All of the above help to explain why analysts believe earnings will jump in FY23 (beginning 1 June). This, in turn, brings the valuation down to a P/E of 28. That’s still hardly cheap. Even so, it is more attractive than the 47 times earnings price tag Frontier had back in December.
Risks to consider
This is not to say the worst is over though.
The higher cost of living could force many to put off the purchase of their next game(s). Even something as simple as better weather could be enough to impact demand and, consequently, the Frontier Developments share price.

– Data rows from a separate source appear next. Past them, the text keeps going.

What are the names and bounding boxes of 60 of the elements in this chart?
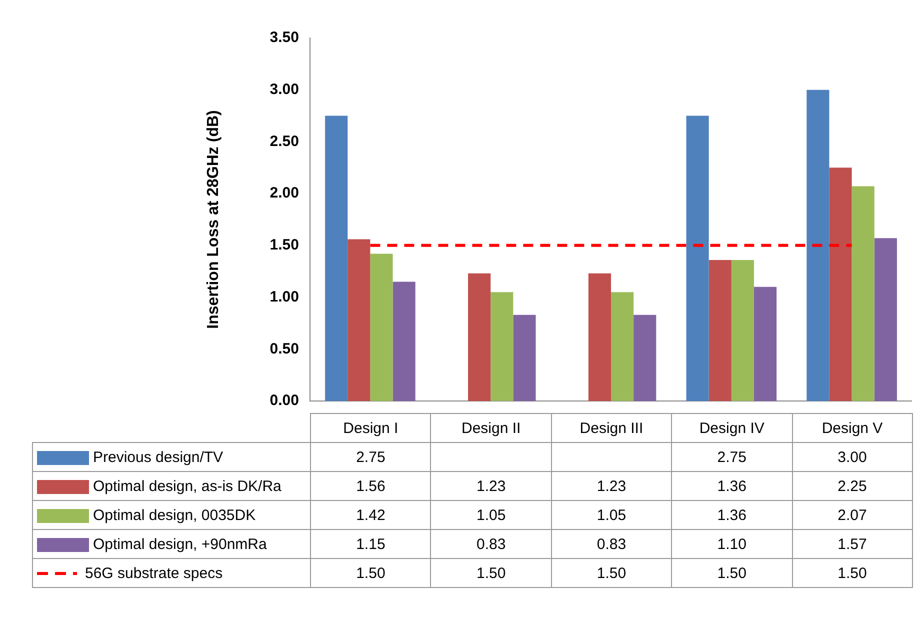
data-label: 1.36 xyxy=(672,472,792,500)
y-tick-label: 2.00 xyxy=(270,184,299,202)
data-label: 1.15 xyxy=(310,530,431,558)
y-tick-label: 0.50 xyxy=(270,340,299,358)
data-label: 0.83 xyxy=(551,530,672,558)
data-label: 1.42 xyxy=(310,500,431,530)
bar xyxy=(806,90,830,401)
bar xyxy=(611,292,634,401)
y-tick-label: 2.50 xyxy=(270,132,299,150)
y-tick-label: 3.00 xyxy=(270,81,299,98)
bar xyxy=(852,186,874,401)
legend-label: Previous design/TV xyxy=(32,442,310,472)
bar xyxy=(348,239,370,401)
data-label: 2.75 xyxy=(672,442,792,472)
data-label: 1.23 xyxy=(551,472,672,500)
data-label: 1.50 xyxy=(430,558,552,588)
data-label: 1.05 xyxy=(551,500,672,530)
x-tick-label: Design I xyxy=(310,414,431,442)
bar xyxy=(468,273,491,401)
data-label: 1.50 xyxy=(792,558,912,588)
data-label: 1.56 xyxy=(310,472,431,500)
data-label: 1.50 xyxy=(310,558,431,588)
data-label: 1.50 xyxy=(672,558,792,588)
x-tick-label: Design III xyxy=(551,414,672,442)
legend-label: 56G substrate specs xyxy=(32,558,310,588)
data-label: 1.10 xyxy=(672,530,792,558)
x-tick-label: Design V xyxy=(792,414,912,442)
bar xyxy=(588,273,611,401)
y-axis-title: Insertion Loss at 28GHz (dB) xyxy=(205,110,222,329)
x-tick-label: Design IV xyxy=(672,414,792,442)
x-tick-label: Design II xyxy=(430,414,552,442)
legend-label: Optimal design, +90nmRa xyxy=(32,530,310,558)
bar xyxy=(370,254,393,401)
data-label: 0.83 xyxy=(430,530,552,558)
y-tick-label: 1.50 xyxy=(270,236,299,254)
bar xyxy=(634,314,656,401)
data-label: 2.07 xyxy=(792,500,912,530)
data-label: 1.05 xyxy=(430,500,552,530)
bar xyxy=(686,116,709,401)
data-label: 3.00 xyxy=(792,442,912,472)
data-label: 2.75 xyxy=(310,442,431,472)
data-label: 1.36 xyxy=(672,500,792,530)
data-label: 2.25 xyxy=(792,472,912,500)
bar xyxy=(325,116,348,401)
y-tick-label: 3.50 xyxy=(270,29,299,46)
data-label: 1.57 xyxy=(792,530,912,558)
y-tick-label: 1.00 xyxy=(270,288,299,306)
bar xyxy=(874,238,897,401)
data-label: 1.23 xyxy=(430,472,552,500)
legend-label: Optimal design, as-is DK/Ra xyxy=(32,472,310,500)
bar xyxy=(392,282,416,401)
bar xyxy=(513,314,536,401)
bar xyxy=(731,260,754,401)
legend-label: Optimal design, 0035DK xyxy=(32,500,310,530)
y-tick-label: 0.00 xyxy=(270,392,299,410)
bar xyxy=(490,292,514,401)
bar xyxy=(754,286,777,401)
bar xyxy=(829,168,852,401)
bar xyxy=(708,260,732,401)
data-label: 1.50 xyxy=(551,558,672,588)
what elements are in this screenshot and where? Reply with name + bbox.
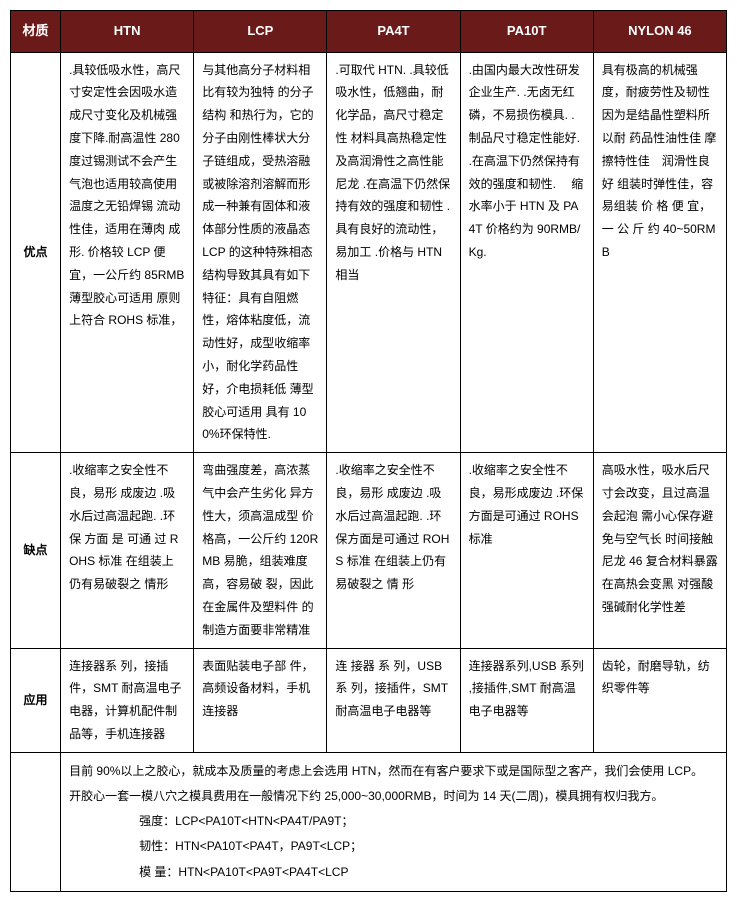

Further delays to games are also a possibility. The £500m cap’s Warhammer Age of Sigmar strategy game has already been put back to FY24 in an effort to improve its “quality and longevity“.
A cautious buy
The next update on trading will be in early-to-mid June. Assuming the concerns mentioned above haven’t come to pass, I wouldn’t be surprised to see the Frontier Developments share price finally change direction. This is, however, dependent on it hitting previous revenue guidance of between £100m and £120m.
On reflection, I certainly wouldn’t go ‘all in’ today. However, I do think a lot of negativity is now firmly priced in.
It might not be a screaming buy but I’m more tempted than ever to begin building a position.